As a building owner, you carry the ultimate responsibility for ensuring that prescribed fire safety measures are maintained. The first step is to check your fire safety schedule.

  • If the kitchen exhaust is prescribed: From February 2026, AS 1851 compliance is mandatory. The best approach is to merge AS 1851’s time-based inspections with the BPG’s risk-based grease measurement. This dual system satisfies the law while actively reducing fire risk and strengthening your insurance position.
  • If it is not prescribed: You may not be bound by AS 1851, but the risk is still real. In this case, implementing the BPG shows you are taking proactive steps to manage foreseeable fire hazards — something regulators, insurers, and tenants all expect.

Whatever the case, clear communication is essential.
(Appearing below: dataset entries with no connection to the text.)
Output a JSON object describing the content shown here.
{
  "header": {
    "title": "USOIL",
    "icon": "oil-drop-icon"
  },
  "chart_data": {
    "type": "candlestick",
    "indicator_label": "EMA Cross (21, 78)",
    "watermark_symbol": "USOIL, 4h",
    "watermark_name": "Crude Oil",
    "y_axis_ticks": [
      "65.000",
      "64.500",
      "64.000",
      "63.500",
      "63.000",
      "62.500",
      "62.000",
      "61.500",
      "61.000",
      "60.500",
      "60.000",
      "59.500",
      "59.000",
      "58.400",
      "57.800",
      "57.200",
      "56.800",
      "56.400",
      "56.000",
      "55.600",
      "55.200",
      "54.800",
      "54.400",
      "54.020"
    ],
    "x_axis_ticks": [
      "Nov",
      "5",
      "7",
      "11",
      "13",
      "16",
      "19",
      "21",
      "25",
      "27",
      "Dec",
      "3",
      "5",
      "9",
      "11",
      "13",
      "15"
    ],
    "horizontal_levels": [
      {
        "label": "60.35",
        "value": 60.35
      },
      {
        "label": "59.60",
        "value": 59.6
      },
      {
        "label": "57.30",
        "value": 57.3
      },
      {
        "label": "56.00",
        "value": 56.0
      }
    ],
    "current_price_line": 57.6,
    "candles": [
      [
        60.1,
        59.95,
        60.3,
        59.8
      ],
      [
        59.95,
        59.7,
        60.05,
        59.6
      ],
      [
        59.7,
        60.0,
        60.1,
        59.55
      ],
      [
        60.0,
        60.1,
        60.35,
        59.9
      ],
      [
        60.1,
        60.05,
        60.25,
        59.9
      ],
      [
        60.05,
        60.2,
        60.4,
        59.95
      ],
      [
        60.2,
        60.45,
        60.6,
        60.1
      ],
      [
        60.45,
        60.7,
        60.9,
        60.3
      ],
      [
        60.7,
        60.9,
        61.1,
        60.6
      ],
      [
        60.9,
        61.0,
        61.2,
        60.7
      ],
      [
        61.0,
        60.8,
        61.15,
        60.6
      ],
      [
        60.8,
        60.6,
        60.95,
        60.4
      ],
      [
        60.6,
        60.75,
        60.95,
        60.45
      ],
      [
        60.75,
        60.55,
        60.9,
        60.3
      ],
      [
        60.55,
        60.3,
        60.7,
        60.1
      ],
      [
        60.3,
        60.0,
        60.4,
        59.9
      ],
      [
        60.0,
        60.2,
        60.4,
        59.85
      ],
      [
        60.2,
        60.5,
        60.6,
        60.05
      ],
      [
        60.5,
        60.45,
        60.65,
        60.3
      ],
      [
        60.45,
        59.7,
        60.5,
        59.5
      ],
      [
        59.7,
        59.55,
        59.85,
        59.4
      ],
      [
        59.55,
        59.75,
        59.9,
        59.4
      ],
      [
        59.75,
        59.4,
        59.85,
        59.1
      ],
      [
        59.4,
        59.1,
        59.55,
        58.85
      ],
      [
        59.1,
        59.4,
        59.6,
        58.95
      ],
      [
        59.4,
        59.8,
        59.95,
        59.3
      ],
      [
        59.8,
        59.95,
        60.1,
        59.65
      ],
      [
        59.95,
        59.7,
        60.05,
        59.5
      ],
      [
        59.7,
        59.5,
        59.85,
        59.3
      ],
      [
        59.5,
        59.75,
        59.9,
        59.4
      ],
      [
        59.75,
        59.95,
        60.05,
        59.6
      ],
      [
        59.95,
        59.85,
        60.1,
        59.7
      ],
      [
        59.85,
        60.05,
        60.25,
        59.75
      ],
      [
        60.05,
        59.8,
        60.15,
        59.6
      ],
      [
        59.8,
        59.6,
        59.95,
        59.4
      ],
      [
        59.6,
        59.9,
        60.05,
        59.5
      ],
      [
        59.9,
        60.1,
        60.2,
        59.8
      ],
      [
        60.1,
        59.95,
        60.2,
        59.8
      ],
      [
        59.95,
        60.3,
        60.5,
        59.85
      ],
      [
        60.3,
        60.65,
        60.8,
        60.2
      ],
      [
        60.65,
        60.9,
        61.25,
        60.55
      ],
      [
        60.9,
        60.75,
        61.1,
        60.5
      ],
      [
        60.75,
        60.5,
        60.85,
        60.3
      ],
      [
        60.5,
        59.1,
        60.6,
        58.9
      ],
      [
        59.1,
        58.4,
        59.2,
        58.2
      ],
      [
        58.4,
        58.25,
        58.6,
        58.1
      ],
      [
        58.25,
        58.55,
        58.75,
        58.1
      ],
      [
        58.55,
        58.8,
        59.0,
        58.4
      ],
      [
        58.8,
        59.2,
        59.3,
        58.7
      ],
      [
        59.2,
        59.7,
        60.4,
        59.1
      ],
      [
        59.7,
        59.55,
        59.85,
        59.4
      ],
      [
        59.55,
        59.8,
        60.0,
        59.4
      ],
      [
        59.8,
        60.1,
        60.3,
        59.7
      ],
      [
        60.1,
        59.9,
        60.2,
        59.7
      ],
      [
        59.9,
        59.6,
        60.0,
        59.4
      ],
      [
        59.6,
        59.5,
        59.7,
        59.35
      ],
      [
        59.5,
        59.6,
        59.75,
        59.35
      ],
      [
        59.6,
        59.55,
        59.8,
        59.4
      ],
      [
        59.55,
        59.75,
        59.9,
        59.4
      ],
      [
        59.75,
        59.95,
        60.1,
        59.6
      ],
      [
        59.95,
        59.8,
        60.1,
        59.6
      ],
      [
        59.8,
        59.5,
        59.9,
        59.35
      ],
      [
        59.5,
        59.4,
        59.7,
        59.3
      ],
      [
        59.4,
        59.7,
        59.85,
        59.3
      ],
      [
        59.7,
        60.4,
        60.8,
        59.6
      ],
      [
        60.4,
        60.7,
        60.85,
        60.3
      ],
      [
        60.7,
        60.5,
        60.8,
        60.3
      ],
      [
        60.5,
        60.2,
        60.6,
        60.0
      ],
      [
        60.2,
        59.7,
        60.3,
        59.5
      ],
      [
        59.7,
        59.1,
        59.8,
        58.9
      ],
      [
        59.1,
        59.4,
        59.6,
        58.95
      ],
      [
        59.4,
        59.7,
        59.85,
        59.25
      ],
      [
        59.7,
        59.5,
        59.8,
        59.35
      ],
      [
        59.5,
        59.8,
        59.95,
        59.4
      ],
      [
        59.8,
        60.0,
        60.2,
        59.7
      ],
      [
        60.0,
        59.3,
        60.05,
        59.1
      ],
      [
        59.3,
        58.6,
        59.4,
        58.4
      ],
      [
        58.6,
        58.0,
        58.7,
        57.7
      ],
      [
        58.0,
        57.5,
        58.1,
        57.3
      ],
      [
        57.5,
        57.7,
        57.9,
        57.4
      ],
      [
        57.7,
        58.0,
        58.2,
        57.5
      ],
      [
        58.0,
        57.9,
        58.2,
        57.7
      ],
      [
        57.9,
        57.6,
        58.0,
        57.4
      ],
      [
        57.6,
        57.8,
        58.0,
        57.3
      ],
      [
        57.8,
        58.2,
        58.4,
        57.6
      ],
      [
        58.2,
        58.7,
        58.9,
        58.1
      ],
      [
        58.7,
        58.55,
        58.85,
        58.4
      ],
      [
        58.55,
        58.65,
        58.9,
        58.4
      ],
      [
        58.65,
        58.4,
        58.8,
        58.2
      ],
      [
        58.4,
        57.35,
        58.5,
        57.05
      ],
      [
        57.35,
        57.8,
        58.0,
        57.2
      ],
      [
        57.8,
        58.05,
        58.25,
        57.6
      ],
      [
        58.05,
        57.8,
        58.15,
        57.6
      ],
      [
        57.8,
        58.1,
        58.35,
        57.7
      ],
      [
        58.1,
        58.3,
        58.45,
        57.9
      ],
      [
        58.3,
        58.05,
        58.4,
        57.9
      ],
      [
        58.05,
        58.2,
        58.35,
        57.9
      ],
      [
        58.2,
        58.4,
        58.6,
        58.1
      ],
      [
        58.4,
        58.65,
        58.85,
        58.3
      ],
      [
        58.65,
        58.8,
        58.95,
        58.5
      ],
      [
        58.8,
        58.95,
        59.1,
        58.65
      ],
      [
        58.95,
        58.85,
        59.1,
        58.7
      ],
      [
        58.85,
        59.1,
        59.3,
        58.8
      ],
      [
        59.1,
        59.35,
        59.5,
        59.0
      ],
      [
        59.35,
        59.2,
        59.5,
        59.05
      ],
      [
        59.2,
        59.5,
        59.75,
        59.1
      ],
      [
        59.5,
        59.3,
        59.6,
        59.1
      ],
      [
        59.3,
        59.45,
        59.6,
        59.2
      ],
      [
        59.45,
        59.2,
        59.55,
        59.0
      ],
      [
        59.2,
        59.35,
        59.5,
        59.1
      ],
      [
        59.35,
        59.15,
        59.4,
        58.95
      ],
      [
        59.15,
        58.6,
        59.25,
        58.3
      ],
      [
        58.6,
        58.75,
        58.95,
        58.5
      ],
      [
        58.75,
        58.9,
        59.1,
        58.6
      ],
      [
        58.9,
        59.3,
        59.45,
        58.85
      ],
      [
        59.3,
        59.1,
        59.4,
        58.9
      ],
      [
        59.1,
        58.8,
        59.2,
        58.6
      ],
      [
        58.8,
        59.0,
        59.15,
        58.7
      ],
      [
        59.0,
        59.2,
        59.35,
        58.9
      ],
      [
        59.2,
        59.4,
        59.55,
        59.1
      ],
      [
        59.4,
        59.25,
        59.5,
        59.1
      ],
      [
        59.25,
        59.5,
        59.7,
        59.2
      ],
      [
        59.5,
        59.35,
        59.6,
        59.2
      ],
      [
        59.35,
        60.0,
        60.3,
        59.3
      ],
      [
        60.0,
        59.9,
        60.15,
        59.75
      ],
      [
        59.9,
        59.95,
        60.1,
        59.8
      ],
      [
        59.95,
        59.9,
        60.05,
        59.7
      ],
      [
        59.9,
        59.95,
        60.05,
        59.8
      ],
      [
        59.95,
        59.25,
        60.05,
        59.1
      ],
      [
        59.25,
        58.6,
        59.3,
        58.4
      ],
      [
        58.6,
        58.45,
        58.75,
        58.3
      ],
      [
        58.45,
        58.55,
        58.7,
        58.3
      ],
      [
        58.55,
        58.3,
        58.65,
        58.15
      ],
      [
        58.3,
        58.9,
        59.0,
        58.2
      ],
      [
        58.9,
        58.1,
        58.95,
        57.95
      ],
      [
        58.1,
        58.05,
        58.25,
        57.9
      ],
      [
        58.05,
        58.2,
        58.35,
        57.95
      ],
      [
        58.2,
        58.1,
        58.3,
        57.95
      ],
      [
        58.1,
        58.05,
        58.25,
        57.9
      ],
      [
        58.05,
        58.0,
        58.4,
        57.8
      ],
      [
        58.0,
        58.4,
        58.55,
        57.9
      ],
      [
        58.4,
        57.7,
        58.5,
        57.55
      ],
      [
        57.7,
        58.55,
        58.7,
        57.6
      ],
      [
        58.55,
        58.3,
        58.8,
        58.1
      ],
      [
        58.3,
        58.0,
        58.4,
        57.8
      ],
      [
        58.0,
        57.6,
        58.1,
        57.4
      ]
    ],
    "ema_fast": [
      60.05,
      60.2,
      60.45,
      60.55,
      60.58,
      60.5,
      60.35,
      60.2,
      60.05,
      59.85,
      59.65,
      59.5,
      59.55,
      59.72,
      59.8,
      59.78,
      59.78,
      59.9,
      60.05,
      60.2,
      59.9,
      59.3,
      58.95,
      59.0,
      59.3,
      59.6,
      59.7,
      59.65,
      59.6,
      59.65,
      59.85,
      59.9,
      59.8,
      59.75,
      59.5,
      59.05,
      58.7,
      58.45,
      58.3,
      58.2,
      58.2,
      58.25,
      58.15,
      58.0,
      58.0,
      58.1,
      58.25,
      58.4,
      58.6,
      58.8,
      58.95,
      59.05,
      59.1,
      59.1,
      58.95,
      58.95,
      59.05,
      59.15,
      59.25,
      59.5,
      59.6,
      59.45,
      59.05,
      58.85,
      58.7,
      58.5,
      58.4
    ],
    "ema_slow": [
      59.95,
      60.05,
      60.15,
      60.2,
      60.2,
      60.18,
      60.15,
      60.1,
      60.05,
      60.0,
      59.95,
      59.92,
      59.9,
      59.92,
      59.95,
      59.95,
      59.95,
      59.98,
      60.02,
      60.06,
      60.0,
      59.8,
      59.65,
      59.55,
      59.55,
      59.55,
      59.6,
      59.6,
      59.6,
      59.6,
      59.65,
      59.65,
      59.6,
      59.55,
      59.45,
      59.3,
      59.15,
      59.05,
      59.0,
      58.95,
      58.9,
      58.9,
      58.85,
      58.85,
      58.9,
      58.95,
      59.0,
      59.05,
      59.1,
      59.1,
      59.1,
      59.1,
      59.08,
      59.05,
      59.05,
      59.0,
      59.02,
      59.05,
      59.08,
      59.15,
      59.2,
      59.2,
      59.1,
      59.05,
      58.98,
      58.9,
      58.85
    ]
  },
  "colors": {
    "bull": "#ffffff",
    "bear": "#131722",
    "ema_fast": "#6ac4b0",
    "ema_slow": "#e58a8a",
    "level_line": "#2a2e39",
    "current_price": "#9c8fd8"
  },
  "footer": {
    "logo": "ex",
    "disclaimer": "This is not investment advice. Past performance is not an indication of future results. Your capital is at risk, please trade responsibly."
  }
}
Owners should formally inform tenants of obligations, coordinate access for contractors, and ensure records are shared. It is also wise to engage with insurers early, confirming that the maintenance regime meets their expectations. This transparency reduces disputes and strengthens defensibility if a fire occurs.

What Tenants Need to Know

As a tenant operating a commercial kitchen, you are on the front line of risk. Even if the landlord has formal compliance duties, a fire in your kitchen will disrupt your business first — and insurers will expect to see that you took reasonable precautions.
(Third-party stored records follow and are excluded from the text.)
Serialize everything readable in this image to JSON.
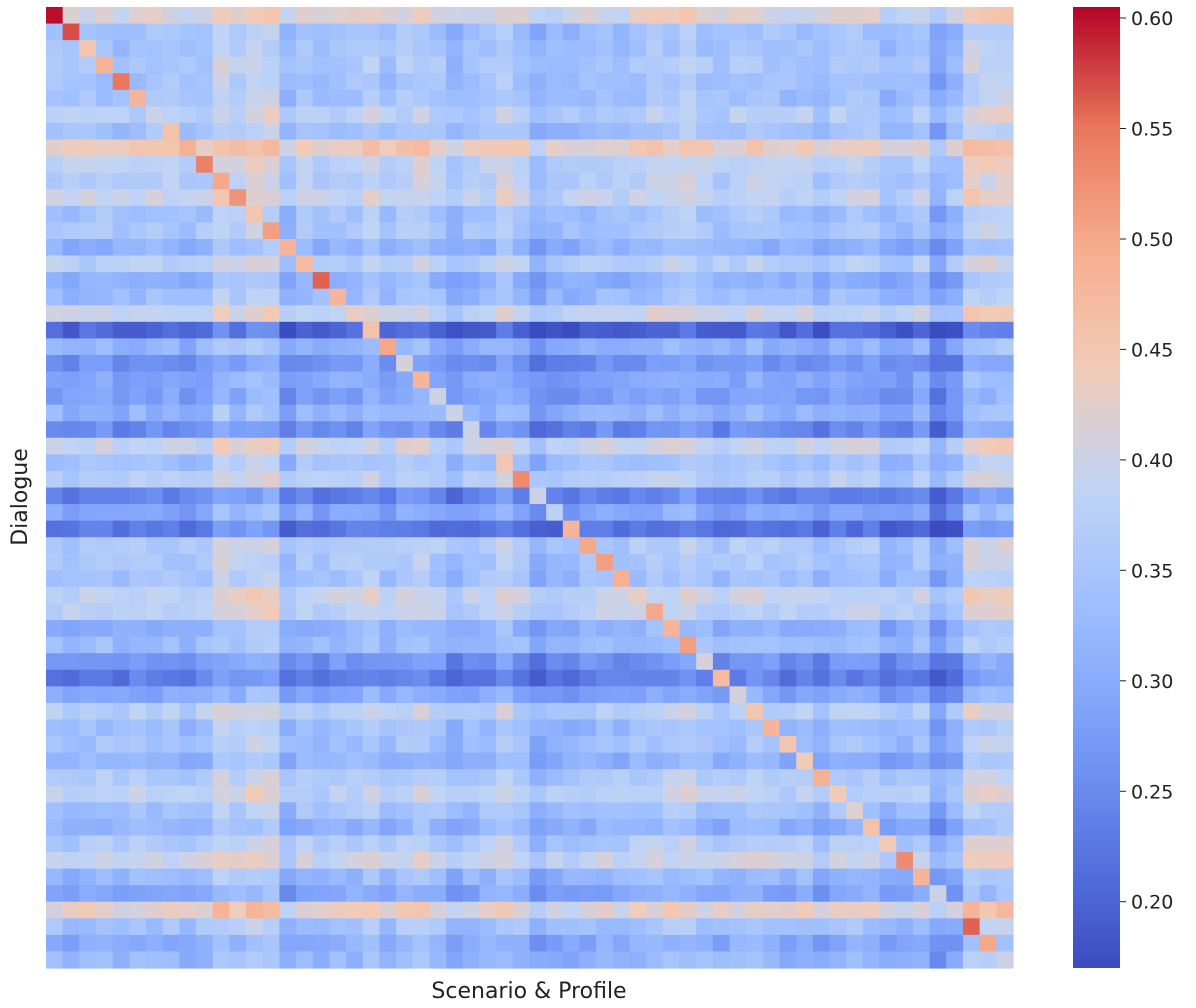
{
  "chart_data": {
    "type": "heatmap",
    "xlabel": "Scenario & Profile",
    "ylabel": "Dialogue",
    "rows": 58,
    "cols": 58,
    "color_scale": "coolwarm",
    "colorbar_range": [
      0.17,
      0.605
    ],
    "colorbar_ticks": [
      "0.20",
      "0.25",
      "0.30",
      "0.35",
      "0.40",
      "0.45",
      "0.50",
      "0.55",
      "0.60"
    ],
    "colorbar_tick_values": [
      0.2,
      0.25,
      0.3,
      0.35,
      0.4,
      0.45,
      0.5,
      0.55,
      0.6
    ],
    "value_model": {
      "diagonal": [
        0.6,
        0.57,
        0.45,
        0.48,
        0.55,
        0.48,
        0.4,
        0.46,
        0.49,
        0.54,
        0.5,
        0.52,
        0.45,
        0.51,
        0.48,
        0.47,
        0.56,
        0.48,
        0.43,
        0.46,
        0.5,
        0.41,
        0.48,
        0.4,
        0.4,
        0.4,
        0.41,
        0.45,
        0.53,
        0.4,
        0.38,
        0.48,
        0.5,
        0.51,
        0.49,
        0.43,
        0.5,
        0.48,
        0.51,
        0.41,
        0.47,
        0.41,
        0.45,
        0.48,
        0.45,
        0.44,
        0.49,
        0.44,
        0.42,
        0.46,
        0.44,
        0.53,
        0.48,
        0.4,
        0.41,
        0.56,
        0.5,
        0.4
      ],
      "row_offset": [
        0.07,
        0.0,
        0.0,
        0.01,
        0.0,
        0.0,
        0.03,
        0.0,
        0.09,
        0.04,
        0.03,
        0.05,
        0.0,
        0.01,
        -0.03,
        0.03,
        -0.03,
        -0.01,
        0.05,
        -0.14,
        -0.03,
        -0.08,
        -0.05,
        -0.06,
        -0.03,
        -0.09,
        0.05,
        0.0,
        0.03,
        -0.1,
        -0.05,
        -0.12,
        0.02,
        0.01,
        0.0,
        0.05,
        0.04,
        -0.03,
        -0.01,
        -0.08,
        -0.11,
        -0.05,
        0.03,
        -0.01,
        0.0,
        -0.03,
        0.02,
        0.04,
        0.0,
        -0.03,
        0.02,
        0.05,
        -0.02,
        -0.05,
        0.08,
        0.0,
        -0.04,
        -0.02
      ],
      "col_offset": [
        0.0,
        -0.01,
        0.0,
        0.0,
        -0.01,
        0.0,
        0.0,
        0.0,
        -0.01,
        0.0,
        0.04,
        0.02,
        0.04,
        0.04,
        -0.03,
        0.0,
        -0.01,
        0.0,
        0.0,
        0.02,
        -0.01,
        0.01,
        0.02,
        0.0,
        -0.03,
        -0.01,
        0.0,
        0.02,
        0.0,
        -0.04,
        -0.02,
        -0.02,
        -0.01,
        0.0,
        -0.01,
        0.0,
        0.01,
        0.01,
        0.02,
        0.0,
        -0.01,
        0.0,
        0.01,
        0.0,
        -0.01,
        0.0,
        -0.02,
        0.0,
        0.0,
        0.0,
        -0.03,
        -0.02,
        0.0,
        -0.06,
        -0.03,
        0.04,
        0.04,
        0.04
      ]
    }
  }
}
  • If the exhaust is prescribed: Maintenance must comply with AS 1851 requirements, but the smartest path is to combine this with the BPG overlay. Ensure the timing requirements are satisfied, keep your own filter-cleaning and grease-logging records, and cooperate fully to ensure the system is properly managed.
  • If the exhaust is not prescribed: Don’t assume you’re free of responsibility. Insurers often refuse or limit claims if there is no evidence of cleaning. Implementing the BPG risk-based approach is the clearest way to demonstrate diligence and protect your cover.
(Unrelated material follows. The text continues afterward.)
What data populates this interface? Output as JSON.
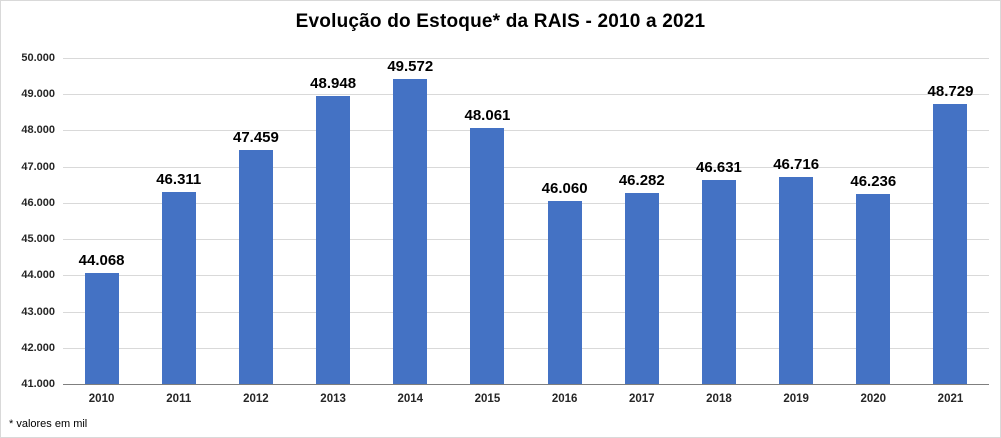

Strong communication with both the landlord and your insurer is key. Confirm in writing who is responsible, request copies of maintenance reports, and tell your insurer how the system is managed. This joined-up approach reduces the chance of cover disputes and ensures everyone is protected.

Key Takeaways

  • From 13 February 2026, building owners in NSW must maintain all prescribed fire safety measures in accordance with AS 1851-2012.
  • A kitchen exhaust system only falls under AS 1851 if it is listed as a prescribed installation in the building’s fire safety schedule.
  • If prescribed: Owners must comply with AS 1851. The most effective approach is to combine AS 1851’s time-based schedules with the Best Practice Guide (BPG), which uses grease measurements to align cleaning frequency with actual cooking intensity.
  • If not prescribed: There is no legal obligation under AS 1851, but owners and tenants still carry duties under WHS law and insurance requirements. In this case, implementing the BPG risk-based method is the smartest way to demonstrate diligence and satisfy insurers.
  • Communication is critical. Owners should formally inform tenants of responsibilities, tenants should clarify obligations in writing, and both parties should engage with insurers to confirm maintenance expectations.
  • Documentation matters. Keep AS 1851 logbooks (if required) and BPG measurement records together as evidence of compliance and risk management.
  • Ultimately: AS 1851 provides the legal baseline; the BPG reduces real-world fire risk. Using both — and keeping all parties aligned — is the best way to stay compliant, manage risk, and protect insurance cover.